One possible intermediary step would be to further the use of GIS for HCAI investigations, as it enables a wide range of analyses to be undertaken within one piece of software in which staff could be trained. Whilst the initial implementation may be time and cost intensive, the benefits are clear from the few studies identified in this review. The combination of HCAI datasets from numerous sources in one system and subsequent visualization can enable healthcare workers to incorporate up-to-date infection data into their clinical practice. As hospitals move to combine databases and increase the level of electronic recording, this presents an ideal time to incorporate GIS into these systems and create a fully-integrated hospital information system.

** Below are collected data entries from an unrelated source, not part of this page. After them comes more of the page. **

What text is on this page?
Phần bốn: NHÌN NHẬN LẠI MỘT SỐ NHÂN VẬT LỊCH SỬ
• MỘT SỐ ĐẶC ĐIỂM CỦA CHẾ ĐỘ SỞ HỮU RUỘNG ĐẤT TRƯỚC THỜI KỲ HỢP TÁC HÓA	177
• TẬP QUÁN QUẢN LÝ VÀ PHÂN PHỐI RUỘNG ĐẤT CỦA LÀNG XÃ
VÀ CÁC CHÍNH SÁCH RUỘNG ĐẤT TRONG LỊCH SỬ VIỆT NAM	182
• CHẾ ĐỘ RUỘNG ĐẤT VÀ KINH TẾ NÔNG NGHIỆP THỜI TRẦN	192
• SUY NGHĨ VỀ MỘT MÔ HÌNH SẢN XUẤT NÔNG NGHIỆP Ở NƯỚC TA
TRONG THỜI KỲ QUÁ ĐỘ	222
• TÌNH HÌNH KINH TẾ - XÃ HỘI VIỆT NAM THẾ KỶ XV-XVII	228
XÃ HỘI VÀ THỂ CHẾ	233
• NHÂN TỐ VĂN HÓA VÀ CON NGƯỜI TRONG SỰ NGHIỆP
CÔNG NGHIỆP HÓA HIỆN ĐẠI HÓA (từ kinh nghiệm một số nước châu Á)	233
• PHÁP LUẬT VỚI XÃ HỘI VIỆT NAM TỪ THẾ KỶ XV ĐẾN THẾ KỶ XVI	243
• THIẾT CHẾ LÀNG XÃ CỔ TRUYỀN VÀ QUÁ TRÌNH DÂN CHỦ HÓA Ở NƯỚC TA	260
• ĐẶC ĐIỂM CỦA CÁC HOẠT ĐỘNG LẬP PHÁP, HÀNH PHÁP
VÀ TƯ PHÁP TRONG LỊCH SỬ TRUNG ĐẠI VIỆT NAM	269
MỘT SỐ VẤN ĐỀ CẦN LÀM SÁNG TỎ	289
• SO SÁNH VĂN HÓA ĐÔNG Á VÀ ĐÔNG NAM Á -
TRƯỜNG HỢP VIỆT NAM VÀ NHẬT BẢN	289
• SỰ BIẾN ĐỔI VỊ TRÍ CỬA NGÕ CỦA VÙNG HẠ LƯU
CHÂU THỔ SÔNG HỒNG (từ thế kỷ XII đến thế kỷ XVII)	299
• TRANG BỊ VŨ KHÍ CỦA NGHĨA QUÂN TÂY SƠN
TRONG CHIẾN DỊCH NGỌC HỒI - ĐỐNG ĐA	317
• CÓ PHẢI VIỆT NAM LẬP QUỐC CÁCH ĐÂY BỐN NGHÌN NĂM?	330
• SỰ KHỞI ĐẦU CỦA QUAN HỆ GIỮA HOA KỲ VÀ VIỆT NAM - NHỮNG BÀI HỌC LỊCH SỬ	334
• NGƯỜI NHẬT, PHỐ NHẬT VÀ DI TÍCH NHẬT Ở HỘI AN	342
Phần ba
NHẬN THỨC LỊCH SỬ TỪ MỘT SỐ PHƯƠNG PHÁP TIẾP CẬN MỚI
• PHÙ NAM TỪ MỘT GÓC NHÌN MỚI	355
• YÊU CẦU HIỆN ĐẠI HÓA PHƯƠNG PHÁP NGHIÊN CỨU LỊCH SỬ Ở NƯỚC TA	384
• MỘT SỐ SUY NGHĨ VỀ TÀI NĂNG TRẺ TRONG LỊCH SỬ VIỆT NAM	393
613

With movement of patients between care structures, differentiation between infection control in primary and secondary care is becoming more difficult. The small number (N = 7, 5%) of studies based within nursing homes in this review suggests that less attention has been given to care units outside of hospitals. However, these could act as reservoirs of infections, and regular re-admission of their residents could lead to further hospital transmission. In addition to providing an analytical toolkit for spatial clustering, GIS could improve the understanding of this relationship by enabling healthcare providers to consider the impact of their local community.

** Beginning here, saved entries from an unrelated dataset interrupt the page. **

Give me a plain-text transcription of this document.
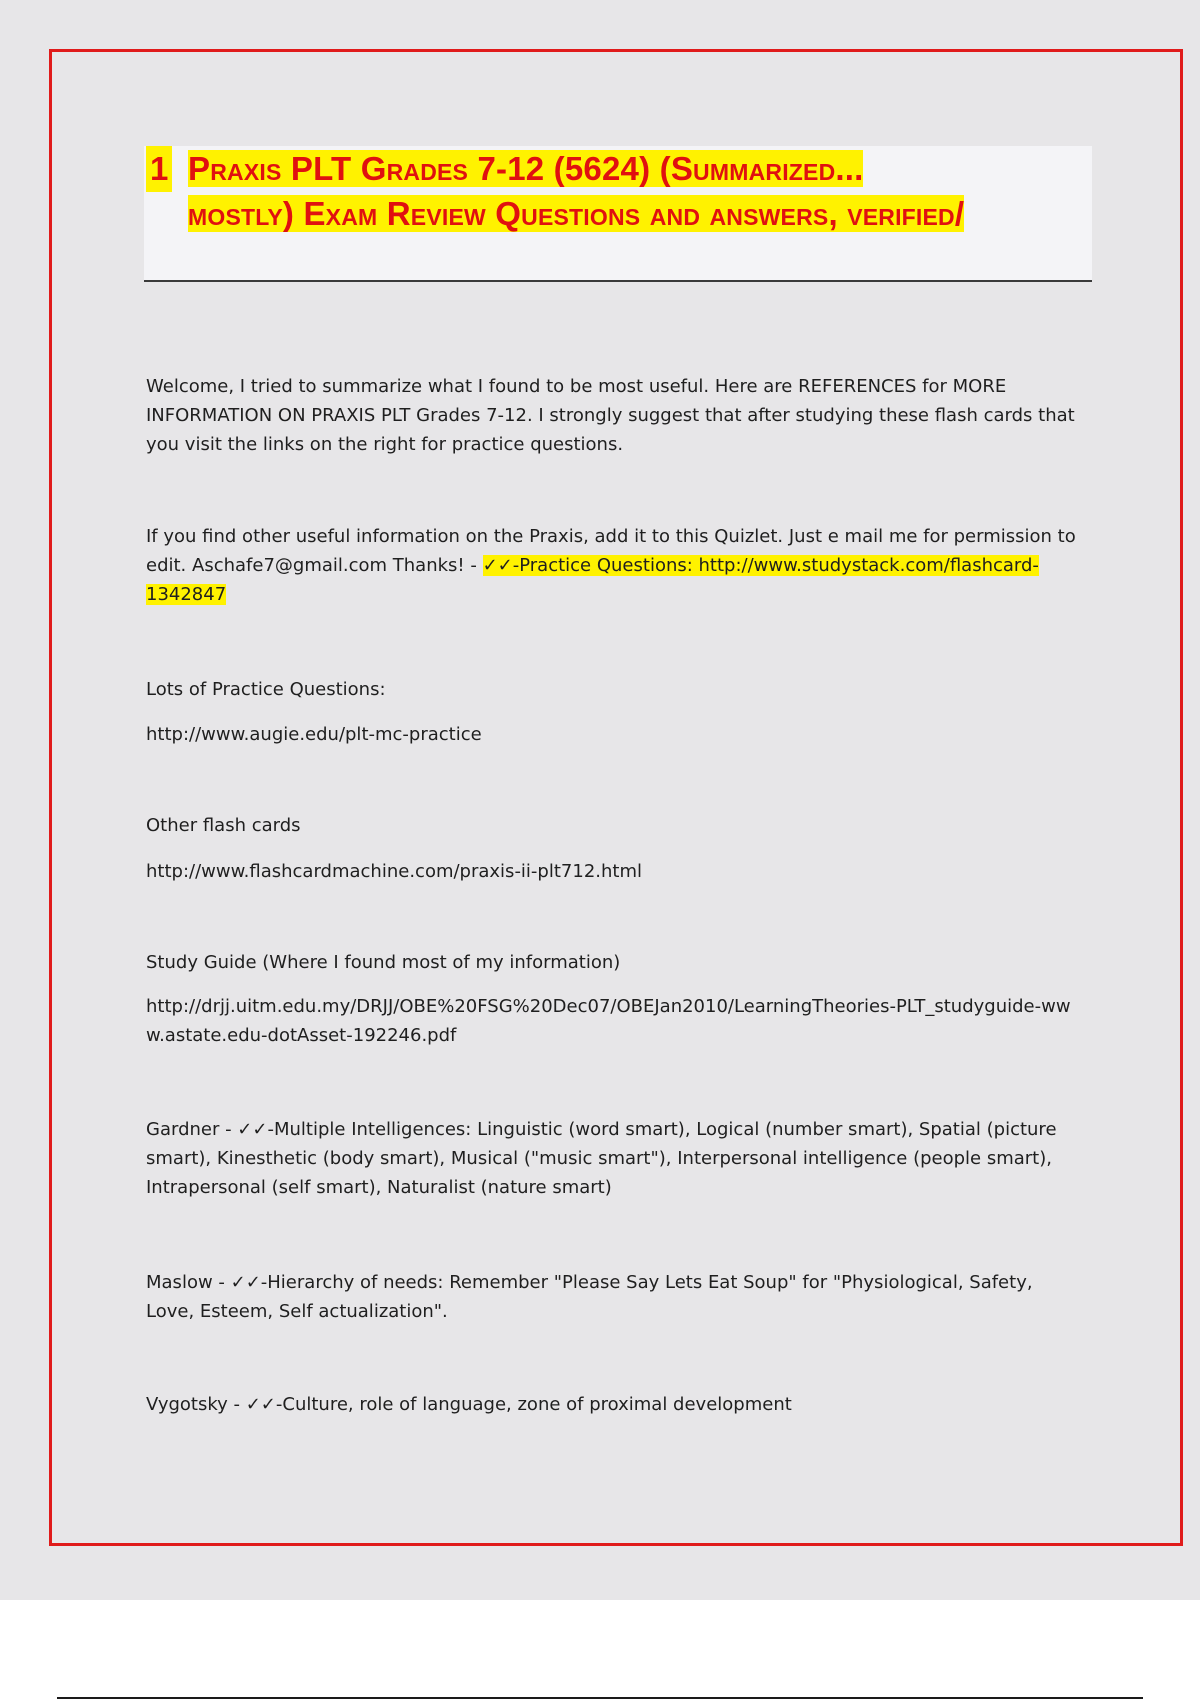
1 Praxis PLT Grades 7-12 (5624) (Summarized... mostly) Exam Review Questions and answers, verified/

Welcome, I tried to summarize what I found to be most useful. Here are REFERENCES for MORE INFORMATION ON PRAXIS PLT Grades 7-12. I strongly suggest that after studying these flash cards that you visit the links on the right for practice questions.

If you find other useful information on the Praxis, add it to this Quizlet. Just e mail me for permission to edit. Aschafe7@gmail.com Thanks! - ✓✓-Practice Questions: http://www.studystack.com/flashcard-1342847

Lots of Practice Questions:

http://www.augie.edu/plt-mc-practice

Other flash cards

http://www.flashcardmachine.com/praxis-ii-plt712.html

Study Guide (Where I found most of my information)

http://drjj.uitm.edu.my/DRJJ/OBE%20FSG%20Dec07/OBEJan2010/LearningTheories-PLT_studyguide-www.astate.edu-dotAsset-192246.pdf

Gardner - ✓✓-Multiple Intelligences: Linguistic (word smart), Logical (number smart), Spatial (picture smart), Kinesthetic (body smart), Musical ("music smart"), Interpersonal intelligence (people smart), Intrapersonal (self smart), Naturalist (nature smart)

Maslow - ✓✓-Hierarchy of needs: Remember "Please Say Lets Eat Soup" for "Physiological, Safety, Love, Esteem, Self actualization".

Vygotsky - ✓✓-Culture, role of language, zone of proximal development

The future potential applications in healthcare settings are ever expanding as more sophisticated molecular, statistical and computational techniques become increasingly commonplace. Publication of analytical studies on HCAI in major clinical journals rather than specialized niche journals, as observed in this review, could increase awareness of these techniques and widen their use.

Limitations

In structuring the search strategy for the review, the authors endeavoured to ensure the inclusion of studies from as broad a range as possible. However, due to the great variation in the terminology used across the numerous clinical and scientific fields, it is possible that a few studies were missed. Further, the heterogeneity within the evidence base precluded meta-analysis of the findings. Finally, publication bias cannot be fully avoided in a review.

Conclusion

To truly understand and stem the growing problem of HCAIs worldwide, a multi-disciplinary approach is required. This is dependent on the skills and technology available to those investigating the problem, and is likely to require collaboration between experts. This review suggests that greater integration of spatiotemporal techniques into HCAI investigations could prove invaluable in highlighting previously unobserved patterns of infections, and maximizing the understanding of disease dynamics. Given that infections within a small contained area, such as a hospital, have greater potential for misclassification of clustering, it is necessary to use both molecular techniques and the appropriate spatiotemporal statistical techniques to maximize the accuracy of the study findings. Given the expanding technology of information systems (e.g. electronic medical databases), advancement in molecular and statistical techniques, development of analytical platforms that enable greater access to non-experts and increased interdisciplinary collaboration, the potential for using pre-existing data to prevent future avoidable infections and improve patient safety can become a reality.

Conflict of interest statement

None declared.

Funding sources

Funding for this study was provided by the UK Clinical Research Council (UK-CRC G0800777) and the Imperial College Healthcare Trust NIHR Biomedical Research Centre. Grahame Davis is supported by funding from the UK Clinical Research Council (UK-CRC G0800777). Dr. Nick Sevdalis is affiliated with the Imperial Centre for Patient Safety and Service Quality (www.cpssq.org), which is funded by the National Institute for Health Research. Dr. Lydia Drumright is supported by a National Institute of Health Research Career Development Award (NIHR CDF-2011-04-017).